Let's carry on right where left off, shall we? I have only four left, but they're all newer, and so they're generally a little more interesting.

So this is definitely one of my more out there concepts. There are these certain gel pens that I liked that had these thick ink tubes in them. I discovered they were pretty much the same diameter as K'nex rods. Then of course I should make a launcher for them, right? As silly as it was, I recall they did have much better flight characteristics than K'nex rods. It used a top loading magazine and a striker that was charged via an open side in the stock, however I didn't quite do a good enough job constructing it, so the back of the striker guide would come apart. Between that and a lukewarm reception, I didn't feel inclined to pursue the concept further.

I don't remember exactly when this was, but I guess it was soon after the Oodassault 2. I figured out a simple way to connect a removable green rod magazine, so I made a simple assault pistol to demonstrate. However, green rods aren't all that great an ammo, so this wasn't all that useful since Oodammo had just become popular, but I figured maybe it could be used on a functioning model.

So this was a nice thought with horrible execution.
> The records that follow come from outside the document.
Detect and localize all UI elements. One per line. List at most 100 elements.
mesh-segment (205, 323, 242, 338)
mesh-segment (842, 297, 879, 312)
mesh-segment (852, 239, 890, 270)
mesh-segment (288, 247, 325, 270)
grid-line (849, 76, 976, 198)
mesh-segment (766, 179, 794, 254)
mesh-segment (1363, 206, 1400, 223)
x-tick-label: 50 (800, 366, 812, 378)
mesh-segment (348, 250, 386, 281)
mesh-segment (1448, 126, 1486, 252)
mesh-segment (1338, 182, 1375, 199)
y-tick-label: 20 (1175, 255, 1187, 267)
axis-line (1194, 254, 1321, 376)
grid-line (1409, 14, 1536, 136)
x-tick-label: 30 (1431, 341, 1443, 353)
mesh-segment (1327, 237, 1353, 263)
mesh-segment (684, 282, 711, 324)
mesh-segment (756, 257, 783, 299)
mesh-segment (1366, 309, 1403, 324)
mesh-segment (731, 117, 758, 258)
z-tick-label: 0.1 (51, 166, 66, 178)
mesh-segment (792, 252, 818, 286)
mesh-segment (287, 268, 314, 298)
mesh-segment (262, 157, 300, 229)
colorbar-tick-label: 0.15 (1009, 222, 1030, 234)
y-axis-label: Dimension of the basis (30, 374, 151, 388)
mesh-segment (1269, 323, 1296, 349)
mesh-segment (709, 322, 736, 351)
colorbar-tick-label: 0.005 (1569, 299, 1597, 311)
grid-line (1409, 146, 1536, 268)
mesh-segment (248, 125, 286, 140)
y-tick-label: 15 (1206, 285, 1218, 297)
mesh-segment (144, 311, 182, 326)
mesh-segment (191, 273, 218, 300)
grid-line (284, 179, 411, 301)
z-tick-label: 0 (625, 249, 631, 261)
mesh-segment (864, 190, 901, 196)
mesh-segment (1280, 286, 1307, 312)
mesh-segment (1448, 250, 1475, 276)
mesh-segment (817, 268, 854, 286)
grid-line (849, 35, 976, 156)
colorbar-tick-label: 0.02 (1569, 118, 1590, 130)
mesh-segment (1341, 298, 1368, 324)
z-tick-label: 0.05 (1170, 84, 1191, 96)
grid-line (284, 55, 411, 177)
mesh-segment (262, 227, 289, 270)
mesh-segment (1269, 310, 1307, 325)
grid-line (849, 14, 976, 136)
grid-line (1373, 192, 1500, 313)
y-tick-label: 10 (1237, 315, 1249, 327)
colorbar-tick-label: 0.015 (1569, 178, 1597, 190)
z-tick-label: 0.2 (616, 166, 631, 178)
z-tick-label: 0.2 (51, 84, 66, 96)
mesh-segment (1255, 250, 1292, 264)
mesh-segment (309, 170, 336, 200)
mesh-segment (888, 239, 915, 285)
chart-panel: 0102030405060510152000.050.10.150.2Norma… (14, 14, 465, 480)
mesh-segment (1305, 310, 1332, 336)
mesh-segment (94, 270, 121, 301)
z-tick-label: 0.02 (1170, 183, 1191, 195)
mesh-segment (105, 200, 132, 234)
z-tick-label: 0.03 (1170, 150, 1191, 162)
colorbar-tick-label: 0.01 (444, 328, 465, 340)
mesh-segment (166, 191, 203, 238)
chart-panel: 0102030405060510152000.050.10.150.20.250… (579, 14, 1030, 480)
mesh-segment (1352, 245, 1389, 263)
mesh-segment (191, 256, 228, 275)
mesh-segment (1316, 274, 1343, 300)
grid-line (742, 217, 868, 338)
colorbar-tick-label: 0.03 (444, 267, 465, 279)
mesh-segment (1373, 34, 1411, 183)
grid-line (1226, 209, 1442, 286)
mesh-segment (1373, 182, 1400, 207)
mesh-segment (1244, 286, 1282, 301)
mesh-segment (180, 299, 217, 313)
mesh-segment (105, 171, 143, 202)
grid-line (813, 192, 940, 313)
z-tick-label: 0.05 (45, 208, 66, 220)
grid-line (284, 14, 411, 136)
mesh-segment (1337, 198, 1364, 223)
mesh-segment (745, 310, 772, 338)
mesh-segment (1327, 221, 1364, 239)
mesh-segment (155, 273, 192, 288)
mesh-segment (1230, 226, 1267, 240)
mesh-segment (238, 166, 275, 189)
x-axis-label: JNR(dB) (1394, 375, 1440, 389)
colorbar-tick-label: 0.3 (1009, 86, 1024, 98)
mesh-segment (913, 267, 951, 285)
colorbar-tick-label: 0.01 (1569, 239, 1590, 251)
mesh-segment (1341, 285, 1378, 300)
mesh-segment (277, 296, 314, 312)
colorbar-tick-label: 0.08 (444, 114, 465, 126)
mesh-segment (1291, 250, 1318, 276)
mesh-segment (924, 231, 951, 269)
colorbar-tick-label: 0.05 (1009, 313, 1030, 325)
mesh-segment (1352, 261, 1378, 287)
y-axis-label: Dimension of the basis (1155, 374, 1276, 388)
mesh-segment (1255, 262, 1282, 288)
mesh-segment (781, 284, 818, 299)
I had just gotten back into K'nex more seriously during my freshman year of college, perhaps this was the summer. I was talking to another vet member who popped in for the first time in a while. We discussed the physics of K'nex launchers. I won't bore you with the details, but basically understand that projectiles can only be launched about as fast as the striker is moving by the time it hits the projectile. The rest of the energy left in the striker is wasted into the back of the launcher. I thought this was silly, why not try to use it for something? So first idea that came to mind was to use it for a "bolt action" where it did the loading automatically when hitting the back of the launcher. However, this was a pipe dream because I was, ironically, ignoring physics. I was hoping the projectile would've left the chamber before the next round would get loaded. I had never completed the mechanism, let alone test fired it, but I'm pretty certain it wouldn't work. It's a shame because it was otherwise setup to be a compact bolt action if I gave it a manual bolt operation, but it was top loaded instead of with a removable magazine, which I wasn't sure I liked. I've thought of a better system for an "auto-chambering" launcher that should actually theoretically work, but I haven't been able to pull it off yet.

This was also back in college, my third year I believe. I can't emphasize enough how much I struggled to make my own bolt action, but I'd keep trying every now and then. One big self-requirement was that I'd give it a removable magazine. I had the idea for the magazine originating from an evolution of the BAW magazine floating around for a long time but never knew how to apply it. Here was one attempt that made a somewhat compact frame based on the barrel of my Oodassault 3 series. While I had a sear in place, I didn't know how to connect it to a trigger. I disliked the look and the high bore axis (distance between the barrel and the handle) so I didn't try to make it work for all that long.

That's all that I have readily accessible right now. Like I mentioned previously, I believe I have a few more examples on my 3DS, I'll get those someday.